Nel luglio del 2005, con la compagna Miky, lascio il lavoro, sciolgo la band, deludo il produttore discografico, prometto di rispettare a distanza i contratti editoriali, e parto.
Mi aspetta un altro ristorantino in riva all’oceano. Ad attendermi è soprattutto l’Africa.
Forse è l’ennesima sfida, forse il senso della mia vita. Ma non è solo questo.

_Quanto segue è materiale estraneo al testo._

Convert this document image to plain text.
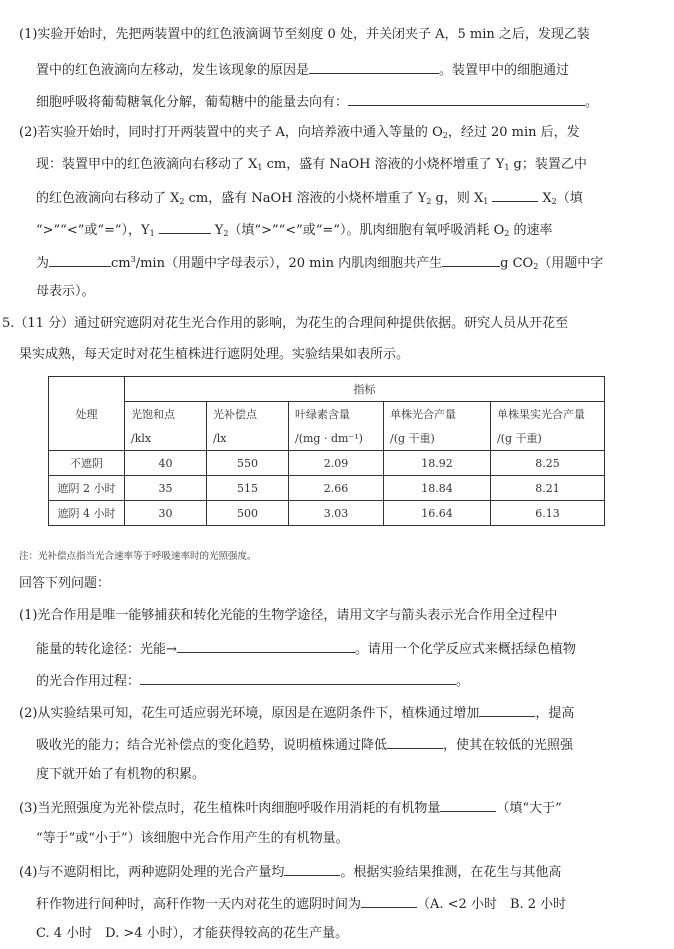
(1)实验开始时，先把两装置中的红色液滴调节至刻度 0 处，并关闭夹子 A，5 min 之后，发现乙装
置中的红色液滴向左移动，发生该现象的原因是	。装置甲中的细胞通过
细胞呼吸将葡萄糖氧化分解，葡萄糖中的能量去向有：	。
(2)若实验开始时，同时打开两装置中的夹子 A，向培养液中通入等量的 $O_2$，经过 20 min 后，发
现：装置甲中的红色液滴向右移动了 $X_1$ cm，盛有 NaOH 溶液的小烧杯增重了 $Y_1$ g；装置乙中
的红色液滴向右移动了 $X_2$ cm，盛有 NaOH 溶液的小烧杯增重了 $Y_2$ g，则 $X_1$	$X_2$（填
“>”“<”或“=”），$Y_1$	$Y_2$（填“>”“<”或“=”）。肌肉细胞有氧呼吸消耗 $O_2$ 的速率
为	$cm^3/\min$（用题中字母表示），20 min 内肌肉细胞共产生	g $CO_2$（用题中字
母表示）。
5.（11 分）通过研究遮阴对花生光合作用的影响，为花生的合理间种提供依据。研究人员从开花至
果实成熟，每天定时对花生植株进行遮阴处理。实验结果如表所示。
处理	指标				
	光饱和点	光补偿点	叶绿素含量	单株光合产量	单株果实光合产量
	/klx	/lx	/(mg · dm⁻¹)	/(g 干重)	/(g 干重)
不遮阴	40	550	2.09	18.92	8.25
遮阴 2 小时	35	515	2.66	18.84	8.21
遮阴 4 小时	30	500	3.03	16.64	6.13
注：光补偿点指当光合速率等于呼吸速率时的光照强度。
回答下列问题：
(1)光合作用是唯一能够捕获和转化光能的生物学途径，请用文字与箭头表示光合作用全过程中
能量的转化途径：光能→	。请用一个化学反应式来概括绿色植物
的光合作用过程：	。
(2)从实验结果可知，花生可适应弱光环境，原因是在遮阴条件下，植株通过增加	，提高
吸收光的能力；结合光补偿点的变化趋势，说明植株通过降低	，使其在较低的光照强
度下就开始了有机物的积累。
(3)当光照强度为光补偿点时，花生植株叶肉细胞呼吸作用消耗的有机物量	（填“大于”
“等于”或“小于”）该细胞中光合作用产生的有机物量。
(4)与不遮阴相比，两种遮阴处理的光合产量均	。根据实验结果推测，在花生与其他高
秆作物进行间种时，高秆作物一天内对花生的遮阴时间为	（A. <2 小时　B. 2 小时
C. 4 小时　D. >4 小时），才能获得较高的花生产量。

Cosa mi ha spinto a tornare a Malindi?
Come scrivo nel libro dedicato al Mal d’Africa:

Immaginate un luogo in cui il cielo non vi sovrasta, vi attraversa, l’aria non si respira, si assapora. Il tempo scorre, non corre e il sistema nervoso si sistema, non si innervosisce. Un luogo in cui la gente non vi incrocia, vi saluta. Dove tutto è vero, anche le cose spiacevoli, perché tutto è vita! …

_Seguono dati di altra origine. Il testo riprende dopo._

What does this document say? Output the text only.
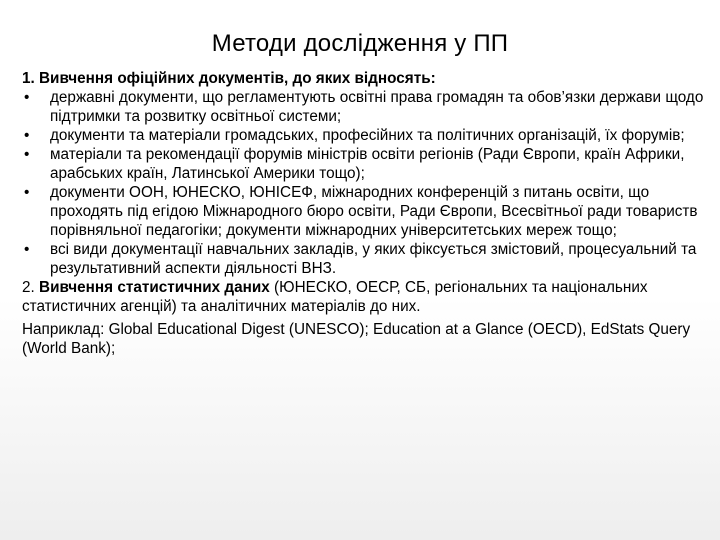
Методи дослідження у ПП
1. Вивчення офіційних документів, до яких відносять:
•	державні документи, що регламентують освітні права громадян та обов’язки держави щодо підтримки та розвитку освітньої системи;
•	документи та матеріали громадських, професійних та політичних організацій, їх форумів;
•	матеріали та рекомендації форумів міністрів освіти регіонів (Ради Європи, країн Африки, арабських країн, Латинської Америки тощо);
•	документи ООН, ЮНЕСКО, ЮНІСЕФ, міжнародних конференцій з питань освіти, що проходять під егідою Міжнародного бюро освіти, Ради Європи, Всесвітньої ради товариств порівняльної педагогіки; документи міжнародних університетських мереж тощо;
•	всі види документації навчальних закладів, у яких фіксується змістовий, процесуальний та результативний аспекти діяльності ВНЗ.
2. Вивчення статистичних даних (ЮНЕСКО, ОЕСР, СБ, регіональних та національних статистичних агенцій) та аналітичних матеріалів до них.
Наприклад: Global Educational Digest (UNESCO); Education at a Glance (OECD), EdStats Query (World Bank);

… Mal d’Africa è emozionarsi davanti a un tramonto breve sapendo che il giorno dopo, comunque andrà, ce ne sarà uno apparentemente identico ma dalle sfumature inedite. Imparare che non è vero che se non si desidera tutto non si otterrà nulla, che accontentarsi non è sempre una sconfitta e che vivere alla giornata è un buon metodo per aggiornare l’esistenza. Capire la propria diversità e accettare quella degli altri, in un luogo dove nemmeno quel visionario di Gesù avrebbe potuto affermare che gli uomini sono tutti uguali. Mal d’Africa è vivere in sintonia con le fasi lunari, con i fusi locali, in serenità con il ciclo vitale e in equilibrio su un ciclo cinese.
Mal d’Africa è capire di non essere capiti e farsene una ragione, è annoiare la noia, impigrire
la pigrizia, rincoglionire l’intelligenza e assoggettarla ai propri ritmi, imprigionare il pensiero e liberarlo con una cauzione eterna che sarà il cuore a pagare, in comode rate stagionali.
Mal d’Africa è un silenzio pagano, un ruggito religioso, uno stato d’arimo.
Il Mal d’Africa, se è quello vero, è un bene incurabile!

Lo scorso gennaio, Michela ha dato alla luce Agata Zena, la nostra primogenita.
Io continuo a pubblicare libri e dal ristorantino sono tornato al mio lavoro. Sono Ufficio Stampa per l’Associazione Turistica di Malindi e Watamu e gestisco un portale di news e informazioni per chi vuole scoprire l’Africa in vacanza e per chi sogna di lasciare tutto e trasferirsi a Malindi.